I servizi segreti hanno disposto tutte le verifiche del caso per capire quale sia stato l’eventuale impatto dell’attacco informatico contro la società specializzata nella fornitura di “software spia”, che ha tra i propri clienti diversi governi internazionali, sulla sicurezza nazionale. A confermarlo durante un’audizione al Copasir, il Comitato parlamentare per la sicurezza della Repubblica, è Giampiero Massolo direttore del Dis, il dipartimento informazioni per la sicurezza, che risponde direttamente al presidente del Consiglio. Il rischio, ha sottolineato Massolo, è che dati della nostra intelligence siano stati hackerati.
Intanto il Garante della Privacy e la polizia postale hanno disposto un’ispezione nella sede milanese di Hacking Team, la società di software-spia al centro dell’attacco hacker del 6 luglio. E la Procura di Milano attende da Hacking Team una relazione sull’assalto di pirati informatici alla società. Sulla base delle prime ricostruzioni fornite dalle vittime dell’attacco, che analizzano le modalità dell’intrusione e l’entità di documenti violati e in parte pubblicati online, verranno avviate le indagini del dipartimento competente per i reati informatici, coordinato dal procuratore aggiunto Maurizio Romanelli. Allo stato dei fatti l’ipotesi di reato è l’accesso abusivo a sistema informatico, al quale, dopo gli accertamenti degli inquirenti, potrebbero aggiungersi anche reati legati all’eventuale danneggiamento o furto di informazioni riservate.
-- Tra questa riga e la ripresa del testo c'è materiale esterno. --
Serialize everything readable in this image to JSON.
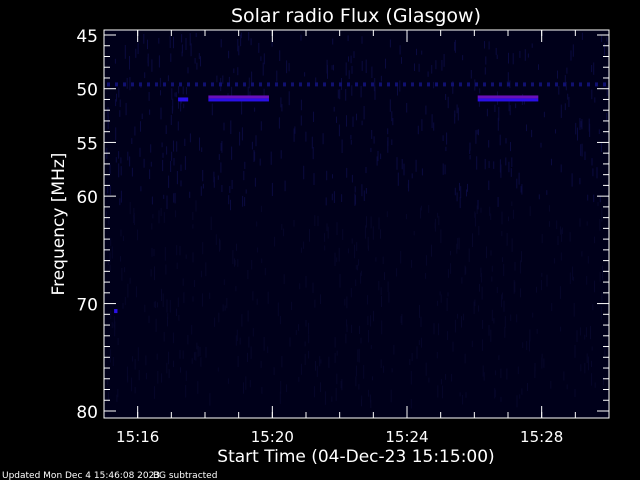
{
  "chart_data": {
    "type": "heatmap",
    "title": "Solar radio Flux (Glasgow)",
    "xlabel": "Start Time (04-Dec-23 15:15:00)",
    "ylabel": "Frequency [MHz]",
    "xlim": [
      "15:15",
      "15:30"
    ],
    "ylim": [
      80,
      45
    ],
    "x_ticks": [
      "15:16",
      "15:20",
      "15:24",
      "15:28"
    ],
    "y_ticks": [
      45,
      50,
      55,
      60,
      70,
      80
    ],
    "colors": {
      "background": "#00001a",
      "bar_top": "#6a10b8",
      "bar_bottom": "#2a10e8",
      "line": "#101070"
    },
    "features": [
      {
        "freq_mhz": 51,
        "start": "15:18.1",
        "end": "15:19.9",
        "kind": "band"
      },
      {
        "freq_mhz": 51,
        "start": "15:26.1",
        "end": "15:27.9",
        "kind": "band"
      },
      {
        "freq_mhz": 51,
        "start": "15:17.2",
        "end": "15:17.5",
        "kind": "blip"
      },
      {
        "freq_mhz": 70.7,
        "start": "15:15.3",
        "end": "15:15.4",
        "kind": "blip"
      },
      {
        "freq_mhz": 49.6,
        "start": "15:15",
        "end": "15:30",
        "kind": "dashed"
      }
    ]
  },
  "footer": {
    "updated": "Updated Mon Dec  4 15:46:08 2023",
    "note": "BG subtracted"
  }
}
Gli inquirenti cercheranno quindi di risalire agli autori dell’attacco, che secondo le prime ipotesi non sembrerebbe commesso con modalità tipiche di assalti hacker “puri”, sul modello di quelli compiuti da attivisti di gruppi come Anonymous.
Massolo avrebbe confermato durante l’audizione che i servizi di sicurezza italiani hanno utilizzato, fino alla notizia della violazione informatica ai danni dell’azienda, i prodotti di Hacking team. Da quel momento L’Aise, l’Agenzia di informazioni e sicurezza esterna, ha sospeso l’utilizzo dei software, e a quanto risulterebbe dalle indagini compiute finora i dati dell’agenzia non sarebbero stati violati. Massolo ha ricostruito i rapporti dell’Aise con la società che forniva lo stesso tipo di strumenti ad altri Governi. Nel momento in cui la società ha reso noto di aver subito l’attacco informatico con i 400 gigabyte di dati finiti in rete, l’Aise avrebbe smesso di utilizzare quel programma, adottando una serie di contromisure per proteggere le informazioni trattate dall’agenzia, con l’aggiornamento dei firewall e degli antivirus.
L’utilizzo dei malware da parte dell’Aise, secondo quanto trapelato dall’audizione, “è perfettamente lecito”, e ora verranno utilizzati altri mezzi per svolgere lo stesso tipo di attività. A quanto sembra non ci sarebbero rischi che qualcuno possa accedere alle informazioni generate dall’uso del programma da parte dell’Agenzia servendosi dei codici di accesso trafugati alla Hacking Team. Al massimo secondo quanto emerge dalle prime verifiche, gli hacker potrebbero trovare dati amministrativi, fatture, contratti per l’acquisto del servizio della società.